The NYPD's been burping out monthly crash data since City Council mandated they publish collision information back in 2011. But if you need something a little more comprehensive than an Excel spreadsheet or PDF to pinpoint problematic intersections, you're in luck—a new collision map will let you analyze two years of NYPD crash data, breaking down the information by category and highlighting crash-prone areas via heat map.

The map, appropriately titled NYC Crashmapper, is the brainchild of John Krauss, a freelance webdesigner who's been putting NYPD crash data in more readable forms on his OpenScrape site for a while now.
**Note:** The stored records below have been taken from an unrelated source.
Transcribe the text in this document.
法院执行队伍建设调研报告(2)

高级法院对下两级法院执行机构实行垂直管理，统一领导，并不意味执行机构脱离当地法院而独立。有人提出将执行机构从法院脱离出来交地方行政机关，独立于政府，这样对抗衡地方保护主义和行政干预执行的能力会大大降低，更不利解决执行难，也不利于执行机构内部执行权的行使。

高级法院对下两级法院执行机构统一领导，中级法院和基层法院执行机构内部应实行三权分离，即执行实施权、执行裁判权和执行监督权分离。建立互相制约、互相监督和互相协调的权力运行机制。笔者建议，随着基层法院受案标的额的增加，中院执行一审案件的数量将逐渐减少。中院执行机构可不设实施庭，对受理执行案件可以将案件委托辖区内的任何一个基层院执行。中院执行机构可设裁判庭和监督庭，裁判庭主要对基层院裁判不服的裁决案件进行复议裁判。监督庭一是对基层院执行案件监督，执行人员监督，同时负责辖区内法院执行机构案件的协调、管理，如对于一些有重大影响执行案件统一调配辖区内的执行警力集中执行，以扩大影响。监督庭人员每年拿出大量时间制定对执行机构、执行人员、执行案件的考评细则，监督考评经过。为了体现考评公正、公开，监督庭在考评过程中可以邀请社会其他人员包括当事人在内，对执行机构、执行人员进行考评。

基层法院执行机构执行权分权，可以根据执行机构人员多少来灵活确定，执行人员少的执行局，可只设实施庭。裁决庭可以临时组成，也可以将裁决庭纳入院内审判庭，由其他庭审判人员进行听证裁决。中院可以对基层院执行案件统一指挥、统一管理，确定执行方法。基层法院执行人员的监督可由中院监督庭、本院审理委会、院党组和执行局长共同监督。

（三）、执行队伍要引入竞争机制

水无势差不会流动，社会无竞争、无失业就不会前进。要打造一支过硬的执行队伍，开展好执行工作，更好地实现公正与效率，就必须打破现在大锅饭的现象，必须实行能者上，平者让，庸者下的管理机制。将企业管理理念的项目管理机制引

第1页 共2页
The map presents data regarding collisions involving no injuries, passenger injuries, cyclist injuries, pedestrian and motorist injuries, and helpfully pinpoints specific monthly crash sites since August 2011. You can zoom out for greater area data or zoom in to get information for specific intersections—5 intersections near Clinton and Delancey Streets saw two passenger and two motorist injuries in June 2013, and three passenger and one cyclist injury in July 2012, for instance—and the heat maps make it easy to map out more encompassing trends, like areas prone to cyclist accidents. "I’ve done heat maps and time-sliding maps before, but it was a fun challenge to load up and visualize over 30K intersections over a significant period of time," Krauss told Streetsblog. "It took a few weeks of on-and-off again work."
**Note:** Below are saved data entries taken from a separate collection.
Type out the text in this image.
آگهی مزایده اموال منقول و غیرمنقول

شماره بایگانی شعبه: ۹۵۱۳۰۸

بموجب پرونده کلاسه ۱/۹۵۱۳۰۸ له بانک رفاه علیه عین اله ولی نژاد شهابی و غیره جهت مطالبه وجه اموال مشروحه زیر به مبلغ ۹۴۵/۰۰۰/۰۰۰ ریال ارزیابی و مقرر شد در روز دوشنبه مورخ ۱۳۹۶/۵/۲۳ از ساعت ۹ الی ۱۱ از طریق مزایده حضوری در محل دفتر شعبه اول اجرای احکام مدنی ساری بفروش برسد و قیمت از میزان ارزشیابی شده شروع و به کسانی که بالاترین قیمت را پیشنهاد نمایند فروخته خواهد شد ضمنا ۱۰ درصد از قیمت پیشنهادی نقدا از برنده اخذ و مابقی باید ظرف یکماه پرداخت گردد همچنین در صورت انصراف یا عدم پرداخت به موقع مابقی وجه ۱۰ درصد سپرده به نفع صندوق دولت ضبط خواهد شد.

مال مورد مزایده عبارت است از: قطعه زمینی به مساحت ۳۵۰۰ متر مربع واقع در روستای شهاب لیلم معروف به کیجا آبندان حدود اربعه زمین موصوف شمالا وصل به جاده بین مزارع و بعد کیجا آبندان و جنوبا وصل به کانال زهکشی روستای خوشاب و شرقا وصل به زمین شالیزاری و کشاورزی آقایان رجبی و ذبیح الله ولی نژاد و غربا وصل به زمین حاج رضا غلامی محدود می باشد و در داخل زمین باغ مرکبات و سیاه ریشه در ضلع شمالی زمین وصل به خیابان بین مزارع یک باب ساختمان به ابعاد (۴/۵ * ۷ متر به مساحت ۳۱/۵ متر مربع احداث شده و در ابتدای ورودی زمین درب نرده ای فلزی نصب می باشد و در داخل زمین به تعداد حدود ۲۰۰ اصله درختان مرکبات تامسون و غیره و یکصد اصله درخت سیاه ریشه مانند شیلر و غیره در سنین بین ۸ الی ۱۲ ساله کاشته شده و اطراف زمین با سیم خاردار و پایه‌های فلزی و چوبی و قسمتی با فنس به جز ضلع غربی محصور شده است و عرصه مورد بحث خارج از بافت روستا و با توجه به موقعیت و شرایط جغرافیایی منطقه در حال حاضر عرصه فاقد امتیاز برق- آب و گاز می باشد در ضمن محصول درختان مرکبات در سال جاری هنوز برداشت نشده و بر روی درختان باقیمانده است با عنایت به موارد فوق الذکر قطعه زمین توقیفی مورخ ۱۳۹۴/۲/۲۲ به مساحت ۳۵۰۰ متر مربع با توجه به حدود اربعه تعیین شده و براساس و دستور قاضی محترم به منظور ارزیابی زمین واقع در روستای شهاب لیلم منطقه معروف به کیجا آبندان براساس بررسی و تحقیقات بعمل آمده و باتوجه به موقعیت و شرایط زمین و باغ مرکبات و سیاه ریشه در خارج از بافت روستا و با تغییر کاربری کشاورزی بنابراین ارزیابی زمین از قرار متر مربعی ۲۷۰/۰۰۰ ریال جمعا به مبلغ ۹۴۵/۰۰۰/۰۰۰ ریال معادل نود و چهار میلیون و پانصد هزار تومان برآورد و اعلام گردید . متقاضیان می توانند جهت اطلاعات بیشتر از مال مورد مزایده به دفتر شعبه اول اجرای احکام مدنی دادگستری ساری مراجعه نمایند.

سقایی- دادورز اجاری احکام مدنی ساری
Krauss' map comes a few months after Transportation Alternatives released a collision crowd-sourcing map that allows users to mark collisions and near-misses they have either witnessed or experienced, and legislators hope the more comprehensive, readable data will make it easier to improve car, cyclist and pedestrian safety in the city; the map will be updated with new data monthly, and you can also download NYPD data in CSV form off Krauss' other site if you're looking to build or analyze on your own.